Ella sacudió la cabeza, malhumorada, y entró en el cuarto de baño.
Will tenía una expresión de culpabilidad, de marido en apuros. Al menos Phillip no lloraba.
– ¿Podrías empaquetarlo de nuevo, Alf? Deberíamos irnos -dijo Spence.
Kenyon no le hizo caso. Estaba absorto, comparando las guardas del principio y del final, apretándolas con la punta carnosa de sus dedos.
– Hay algo en la contraportada que no está bien -susurró-. Nunca había visto una así. -Se acercó a la silla de Spence y le colocó el volumen sobre el regazo.

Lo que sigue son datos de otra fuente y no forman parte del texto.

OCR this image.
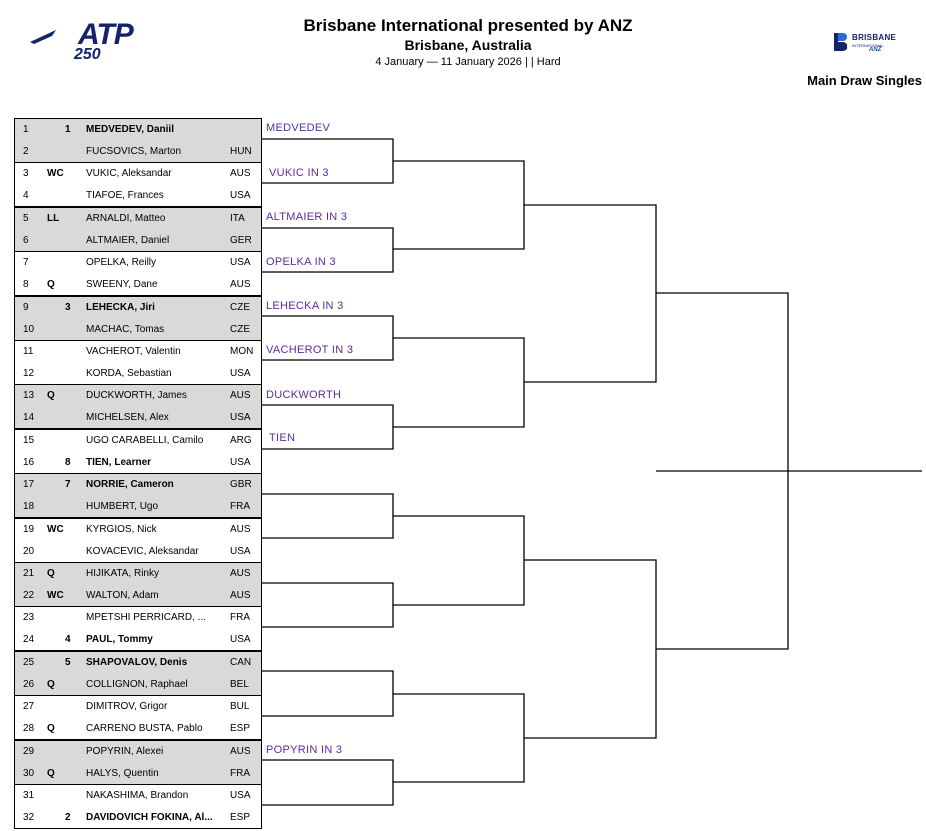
ATP
250
Brisbane International presented by ANZ
Brisbane, Australia
4 January — 11 January 2026 | | Hard
BRISBANE
INTERNATIONAL
ANZ
Main Draw Singles
MEDVEDEV
VUKIC IN 3
ALTMAIER IN 3
OPELKA IN 3
LEHECKA IN 3
VACHEROT IN 3
DUCKWORTH
TIEN
POPYRIN IN 3
1	1 MEDVEDEV, Daniil
2	FUCSOVICS, Marton	HUN
3 WC VUKIC, Aleksandar	AUS
4	TIAFOE, Frances	USA
5 LL	ARNALDI, Matteo	ITA
6	ALTMAIER, Daniel	GER
7	OPELKA, Reilly	USA
8 Q	SWEENY, Dane	AUS
9	3 LEHECKA, Jiri	CZE
10	MACHAC, Tomas	CZE
11	VACHEROT, Valentin	MON
12	KORDA, Sebastian	USA
13 Q	DUCKWORTH, James	AUS
14	MICHELSEN, Alex	USA
15	UGO CARABELLI, Camilo	ARG
16	8 TIEN, Learner	USA
17	7 NORRIE, Cameron	GBR
18	HUMBERT, Ugo	FRA
19 WC KYRGIOS, Nick	AUS
20	KOVACEVIC, Aleksandar	USA
21 Q	HIJIKATA, Rinky	AUS
22 WC WALTON, Adam	AUS
23	MPETSHI PERRICARD, ...	FRA
24	4 PAUL, Tommy	USA
25	5 SHAPOVALOV, Denis	CAN
26 Q	COLLIGNON, Raphael	BEL
27	DIMITROV, Grigor	BUL
28 Q	CARRENO BUSTA, Pablo	ESP
29	POPYRIN, Alexei	AUS
30 Q	HALYS, Quentin	FRA
31	NAKASHIMA, Brandon	USA
32	2 DAVIDOVICH FOKINA, Al...	ESP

– Enséñamela -exigió este.
– Es demasiado gruesa y mullida. ¿Lo notas?
Spence hincó el dedo índice en la guarda posterior.
– Es verdad. Will, ¿no tendrás por ahí un cuchillo afilado?
– ¿Quieres cortarla? -preguntó Kenyon.
– Acabo de pagar trescientos mil dólares por este privilegio.
Will tenía una preciosa navaja plegable William Henry, afilada como una cuchilla de afeitar, que su hija le había regalado por Navidad.